# L&W pint



## midway49 (Aug 24, 2012)

Dug this recently and best I can gather it's unknown in pint.  Any thoughts or info?  It does have a crack.


----------



## midway49 (Aug 24, 2012)

oops


----------



## deenodean (Aug 24, 2012)

There is one pint mentioned in Red Book # 10 with base marked L & W or unmarked. Stopper neck finish for Kline type stopper. Pint aqua $300.00 and up, if this is the one.

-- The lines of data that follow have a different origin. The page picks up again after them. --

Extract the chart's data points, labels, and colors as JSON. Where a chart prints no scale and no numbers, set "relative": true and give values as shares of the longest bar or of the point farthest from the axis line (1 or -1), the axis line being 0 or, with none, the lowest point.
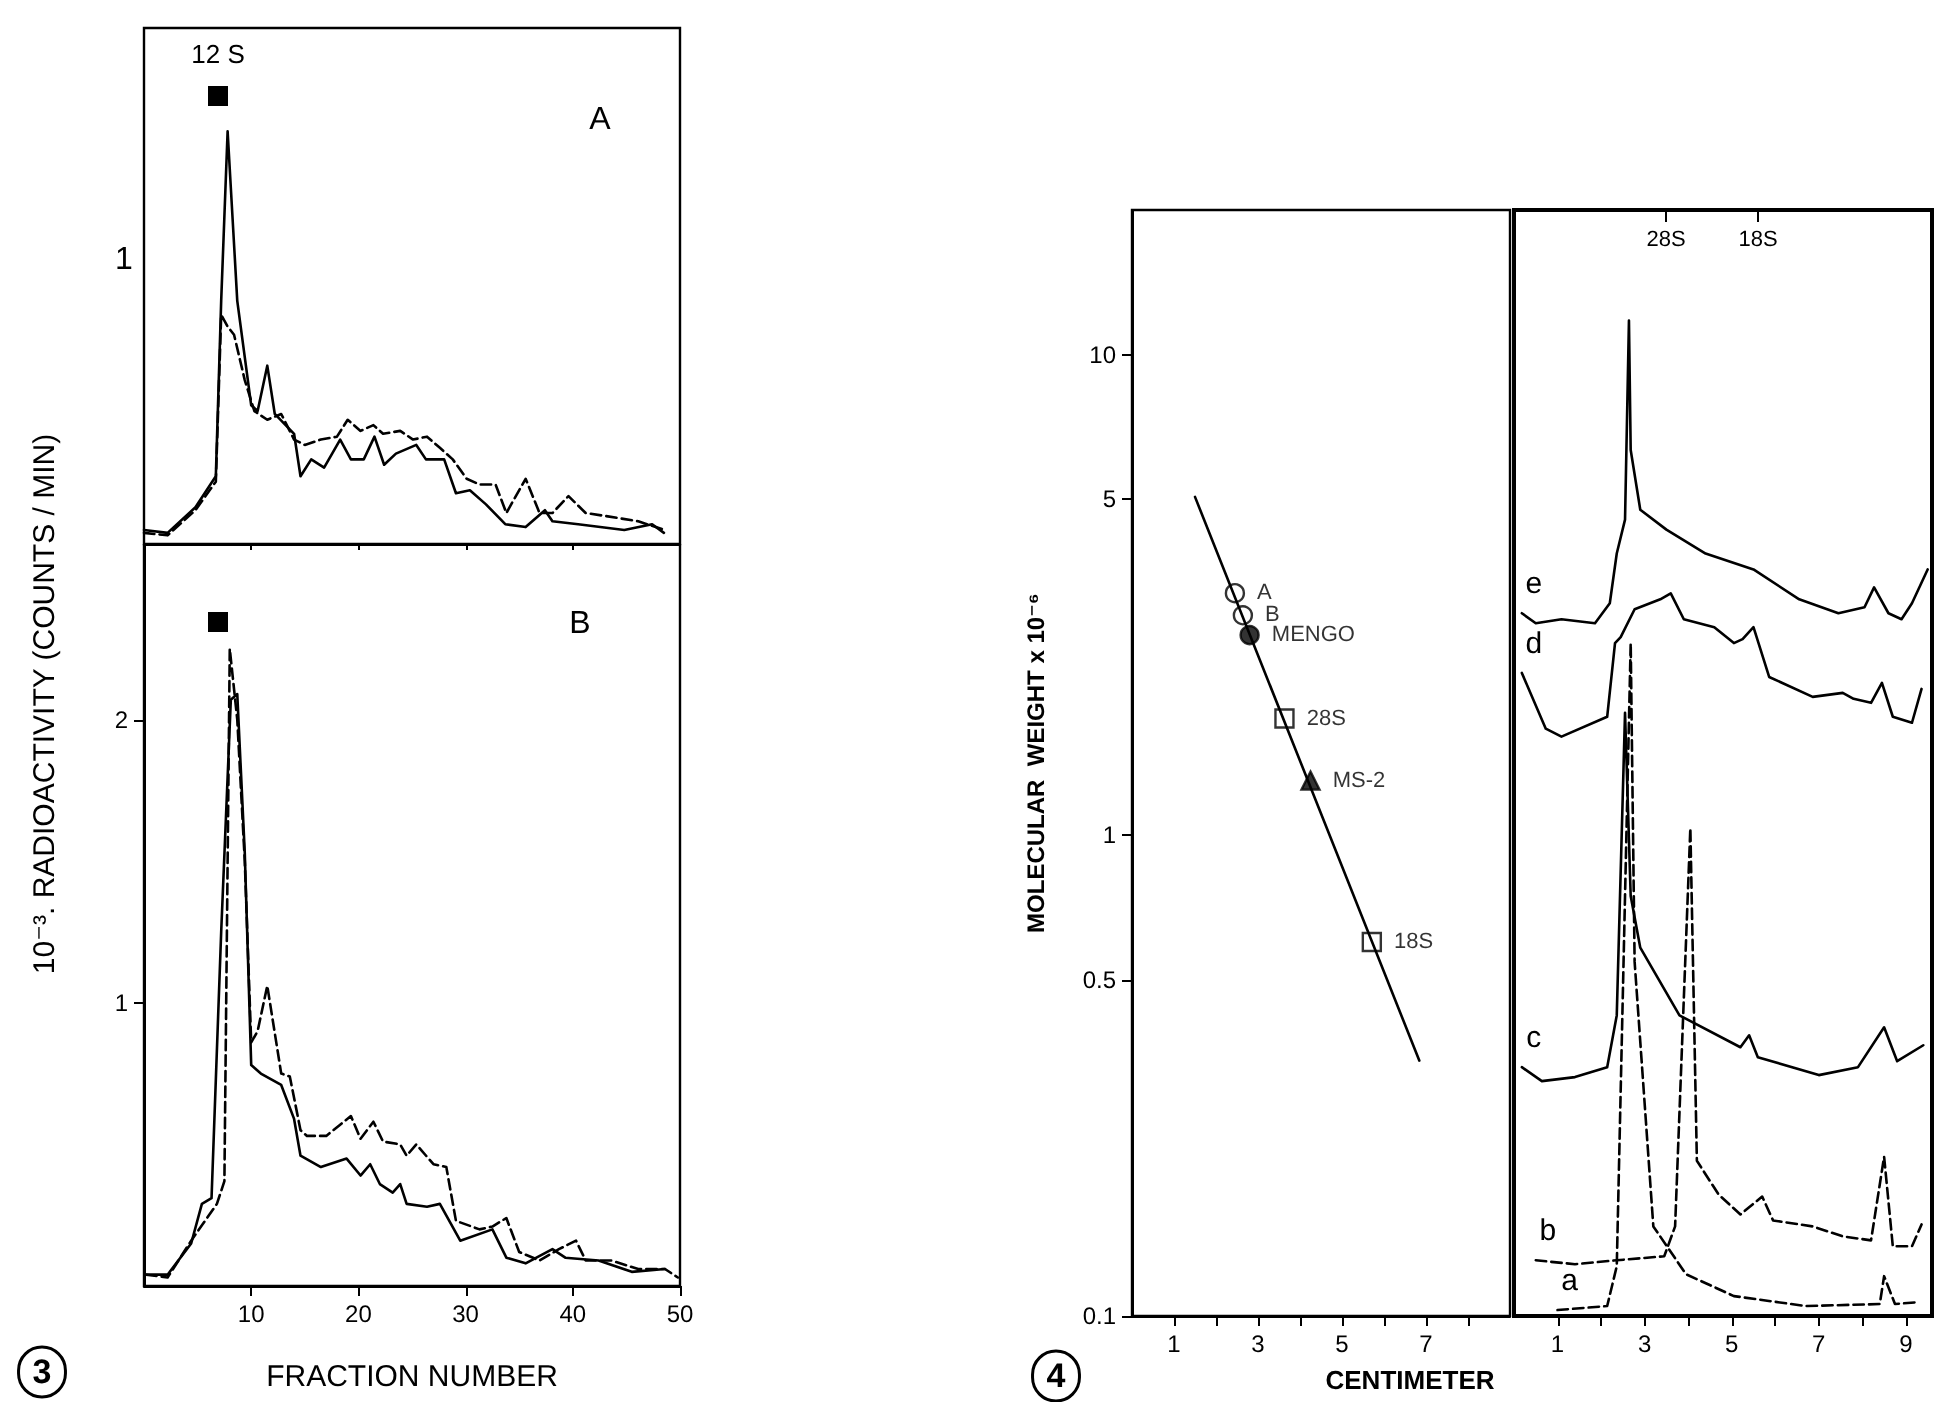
{
  "chart_data": [
    {
      "type": "line",
      "relative": true,
      "annotations": [
        "A",
        "12 S",
        "1"
      ],
      "xlim": [
        0,
        50
      ],
      "xticks": [
        {
          "value": 10,
          "label": null
        },
        {
          "value": 20,
          "label": null
        },
        {
          "value": 30,
          "label": null
        },
        {
          "value": 40,
          "label": null
        }
      ],
      "tick_labels": false,
      "grid": false,
      "series": [
        {
          "color": "#000000",
          "line_style": "solid",
          "x": [
            0,
            2.2,
            4.8,
            6.7,
            7.2,
            7.8,
            8.7,
            10,
            10.6,
            11.5,
            12.2,
            14,
            14.6,
            15.6,
            16.8,
            18.3,
            19.3,
            20.5,
            21.5,
            22.4,
            23.5,
            25.4,
            26.3,
            28,
            29.1,
            30.4,
            31.9,
            33.7,
            35.6,
            37.4,
            38.1,
            40.5,
            44.8,
            47.4,
            48.5
          ],
          "values": [
            0.034,
            0.027,
            0.089,
            0.164,
            0.589,
            1,
            0.589,
            0.336,
            0.322,
            0.432,
            0.315,
            0.267,
            0.164,
            0.205,
            0.185,
            0.253,
            0.205,
            0.205,
            0.26,
            0.192,
            0.219,
            0.24,
            0.205,
            0.205,
            0.123,
            0.13,
            0.096,
            0.048,
            0.041,
            0.082,
            0.055,
            0.048,
            0.034,
            0.048,
            0.027
          ]
        },
        {
          "color": "#000000",
          "line_style": "dashed",
          "x": [
            0,
            2.2,
            4.8,
            6.7,
            7.2,
            7.8,
            8.4,
            9.4,
            10.3,
            11.5,
            12.8,
            14,
            15,
            16.5,
            18,
            19,
            20.2,
            21.4,
            22.3,
            23.9,
            25.1,
            26.4,
            27.6,
            28.8,
            30.1,
            31.3,
            32.8,
            33.8,
            35.6,
            36.9,
            38.1,
            39.6,
            41.2,
            43,
            46.1,
            48.6
          ],
          "values": [
            0.027,
            0.021,
            0.082,
            0.151,
            0.555,
            0.527,
            0.507,
            0.397,
            0.322,
            0.301,
            0.315,
            0.253,
            0.24,
            0.253,
            0.26,
            0.301,
            0.274,
            0.288,
            0.267,
            0.274,
            0.253,
            0.26,
            0.233,
            0.205,
            0.158,
            0.144,
            0.144,
            0.075,
            0.158,
            0.075,
            0.075,
            0.116,
            0.075,
            0.068,
            0.055,
            0.034
          ]
        }
      ]
    },
    {
      "type": "line",
      "annotations": [
        "B",
        "3"
      ],
      "xlabel": "FRACTION NUMBER",
      "ylabel": "10⁻³. RADIOACTIVITY (COUNTS / MIN)",
      "xlim": [
        0,
        50
      ],
      "xticks": [
        10,
        20,
        30,
        40,
        50
      ],
      "ylim": [
        0,
        2.62
      ],
      "yticks": [
        1,
        2
      ],
      "grid": false,
      "series": [
        {
          "color": "#000000",
          "line_style": "solid",
          "x": [
            0.2,
            2.2,
            4.4,
            5.4,
            6.3,
            7.2,
            8.1,
            8.7,
            9.4,
            10,
            10.9,
            12.8,
            14,
            14.6,
            16.5,
            18.9,
            20.2,
            21.1,
            22,
            23.2,
            23.9,
            24.5,
            26.4,
            27.6,
            29.5,
            32.5,
            33.8,
            35.6,
            38.1,
            39.3,
            42.4,
            45.5,
            48.6
          ],
          "values": [
            0.04,
            0.04,
            0.15,
            0.29,
            0.31,
            1.25,
            2.07,
            2.09,
            1.53,
            0.78,
            0.75,
            0.71,
            0.59,
            0.46,
            0.42,
            0.45,
            0.39,
            0.43,
            0.36,
            0.33,
            0.36,
            0.29,
            0.28,
            0.29,
            0.16,
            0.2,
            0.1,
            0.08,
            0.13,
            0.1,
            0.09,
            0.05,
            0.06
          ]
        },
        {
          "color": "#000000",
          "line_style": "dashed",
          "x": [
            0.2,
            2.2,
            4.4,
            6.8,
            7.5,
            8,
            8.7,
            9.4,
            10,
            10.6,
            11.5,
            12.8,
            13.6,
            14.6,
            15.2,
            17,
            19.3,
            20.2,
            21.4,
            22.3,
            23.9,
            24.5,
            25.4,
            27,
            28.2,
            29.1,
            31.3,
            32.5,
            33.8,
            35,
            36.9,
            38.7,
            40.3,
            41.2,
            43.6,
            46.1,
            48.6,
            49.8
          ],
          "values": [
            0.04,
            0.03,
            0.16,
            0.29,
            0.37,
            2.25,
            2,
            1.5,
            0.86,
            0.9,
            1.06,
            0.75,
            0.74,
            0.55,
            0.53,
            0.53,
            0.6,
            0.52,
            0.58,
            0.51,
            0.5,
            0.46,
            0.5,
            0.43,
            0.42,
            0.23,
            0.2,
            0.21,
            0.24,
            0.12,
            0.09,
            0.13,
            0.16,
            0.09,
            0.09,
            0.06,
            0.06,
            0.03
          ]
        }
      ]
    },
    {
      "type": "scatter",
      "annotations": [
        "4"
      ],
      "xlabel": "CENTIMETER",
      "ylabel": "MOLECULAR  WEIGHT x 10⁻⁶",
      "log": "y",
      "xlim": [
        0,
        9
      ],
      "xticks": [
        1,
        {
          "value": 2,
          "label": null
        },
        3,
        {
          "value": 4,
          "label": null
        },
        5,
        {
          "value": 6,
          "label": null
        },
        7,
        {
          "value": 8,
          "label": null
        }
      ],
      "ylim": [
        0.1,
        20
      ],
      "yticks": [
        0.1,
        0.5,
        1,
        5,
        10
      ],
      "grid": false,
      "series": [
        {
          "type": "line",
          "marker": "none",
          "color": "#000000",
          "x": [
            1.5,
            6.84
          ],
          "values": [
            5.06,
            0.34
          ]
        },
        {
          "name": "A",
          "marker": "circle",
          "color": "#ffffff",
          "x": [
            2.45
          ],
          "values": [
            3.19
          ]
        },
        {
          "name": "B",
          "marker": "circle",
          "color": "#ffffff",
          "x": [
            2.64
          ],
          "values": [
            2.87
          ]
        },
        {
          "name": "MENGO",
          "marker": "circle",
          "color": "#000000",
          "x": [
            2.8
          ],
          "values": [
            2.61
          ]
        },
        {
          "name": "28S",
          "marker": "square",
          "color": "#ffffff",
          "x": [
            3.63
          ],
          "values": [
            1.75
          ]
        },
        {
          "name": "MS-2",
          "marker": "triangle",
          "color": "#000000",
          "x": [
            4.25
          ],
          "values": [
            1.3
          ]
        },
        {
          "name": "18S",
          "marker": "square",
          "color": "#ffffff",
          "x": [
            5.71
          ],
          "values": [
            0.6
          ]
        }
      ]
    },
    {
      "type": "line",
      "relative": true,
      "marker": "none",
      "annotations": [
        "28S",
        "18S"
      ],
      "xlim": [
        0,
        9.6
      ],
      "xticks": [
        1,
        {
          "value": 2,
          "label": null
        },
        3,
        {
          "value": 4,
          "label": null
        },
        5,
        {
          "value": 6,
          "label": null
        },
        7,
        {
          "value": 8,
          "label": null
        },
        9
      ],
      "tick_labels": "x",
      "grid": false,
      "series": [
        {
          "name": "e",
          "color": "#000000",
          "line_style": "solid",
          "x": [
            0.18,
            0.5,
            1.09,
            1.86,
            2.2,
            2.36,
            2.55,
            2.64,
            2.68,
            2.9,
            3.5,
            4.4,
            5.5,
            6.55,
            7.45,
            8.05,
            8.27,
            8.6,
            8.9,
            9.14,
            9.5
          ],
          "values": [
            0.706,
            0.696,
            0.7,
            0.696,
            0.716,
            0.766,
            0.8,
            1,
            0.87,
            0.81,
            0.79,
            0.766,
            0.75,
            0.72,
            0.706,
            0.712,
            0.732,
            0.706,
            0.7,
            0.716,
            0.75
          ]
        },
        {
          "name": "d",
          "color": "#000000",
          "line_style": "solid",
          "x": [
            0.18,
            0.73,
            1.09,
            2.14,
            2.32,
            2.45,
            2.77,
            3.36,
            3.6,
            3.9,
            4.6,
            5.05,
            5.25,
            5.5,
            5.86,
            6.86,
            7.55,
            7.8,
            8.2,
            8.45,
            8.7,
            9.14,
            9.36
          ],
          "values": [
            0.646,
            0.59,
            0.582,
            0.602,
            0.676,
            0.682,
            0.71,
            0.72,
            0.726,
            0.7,
            0.692,
            0.676,
            0.68,
            0.692,
            0.642,
            0.622,
            0.626,
            0.62,
            0.616,
            0.636,
            0.602,
            0.596,
            0.63
          ]
        },
        {
          "name": "c",
          "color": "#000000",
          "line_style": "solid",
          "x": [
            0.18,
            0.64,
            1.4,
            2.14,
            2.36,
            2.55,
            2.68,
            2.9,
            3.8,
            5.2,
            5.4,
            5.6,
            7,
            7.9,
            8.5,
            8.8,
            9.4
          ],
          "values": [
            0.25,
            0.236,
            0.24,
            0.25,
            0.302,
            0.606,
            0.422,
            0.37,
            0.302,
            0.27,
            0.282,
            0.26,
            0.242,
            0.25,
            0.29,
            0.256,
            0.272
          ]
        },
        {
          "name": "b",
          "color": "#000000",
          "line_style": "dashed",
          "x": [
            0.5,
            1.4,
            2.36,
            3.45,
            3.7,
            4.05,
            4.2,
            4.7,
            5.2,
            5.7,
            5.95,
            6.86,
            7.55,
            8.2,
            8.5,
            8.7,
            9.14,
            9.36
          ],
          "values": [
            0.056,
            0.052,
            0.056,
            0.06,
            0.09,
            0.49,
            0.156,
            0.122,
            0.102,
            0.12,
            0.096,
            0.09,
            0.08,
            0.076,
            0.16,
            0.07,
            0.07,
            0.092
          ]
        },
        {
          "name": "a",
          "color": "#000000",
          "line_style": "dashed",
          "x": [
            1,
            2.14,
            2.36,
            2.55,
            2.68,
            2.77,
            3.2,
            3.95,
            5.05,
            6.7,
            8.4,
            8.5,
            8.75,
            9.3
          ],
          "values": [
            0.006,
            0.01,
            0.05,
            0.422,
            0.676,
            0.356,
            0.09,
            0.042,
            0.02,
            0.01,
            0.012,
            0.04,
            0.012,
            0.014
          ]
        }
      ]
    }
  ]
}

Perhaps those familiar with this jar will comment. 
 Nice find for sure!!


----------



## jarsnstuff (Aug 24, 2012)

Maybe it's just the photo, but are you sure that's a pint?  Have you filled it with water to see how much it holds?  Somehow it just looks smaller than that.  Maybe you just have huge hands? -Tammy


----------



## coreya (Aug 24, 2012)

Looks like an unlisted ( in that size) # 1528 (in the red book and the fruit jar works) circa 1863-1871. There is a long info write up in the Fruit jar works about the evolution of the company, in 1863 Thomas Wightman, M.A. Lorenz & Alexander W.K. Nimik entered partnership under the firm name of Lorenz & Wightman until 1871. This style comes in marked base and unmarked base with quart being 40-50 and HG being 50-75. Please show a pic of the base and the reverse if possible. (this info is from Red Book 9 so it might be listed in 10 as Deenodean has indicated- if its the same one)


----------



## midway49 (Aug 25, 2012)

Thanks for the help and comments guys and gal.  
 No other embossing- not even ghosted or peened out.  Smooth base with key portion barely visible in center.   Holds exactly one pint.


----------



## deenodean (Aug 25, 2012)

agree with Tammy, it looks like a half pint. Yes , a liquid measurement would solve that. If it is a half pint than it is not listed in RB 10...


----------



## midway49 (Sep 8, 2012)

After talking with several prominent jar collectors, it seems there is one undamaged  embossed pint example known. It is embossed L&W on both the side and the base.


----------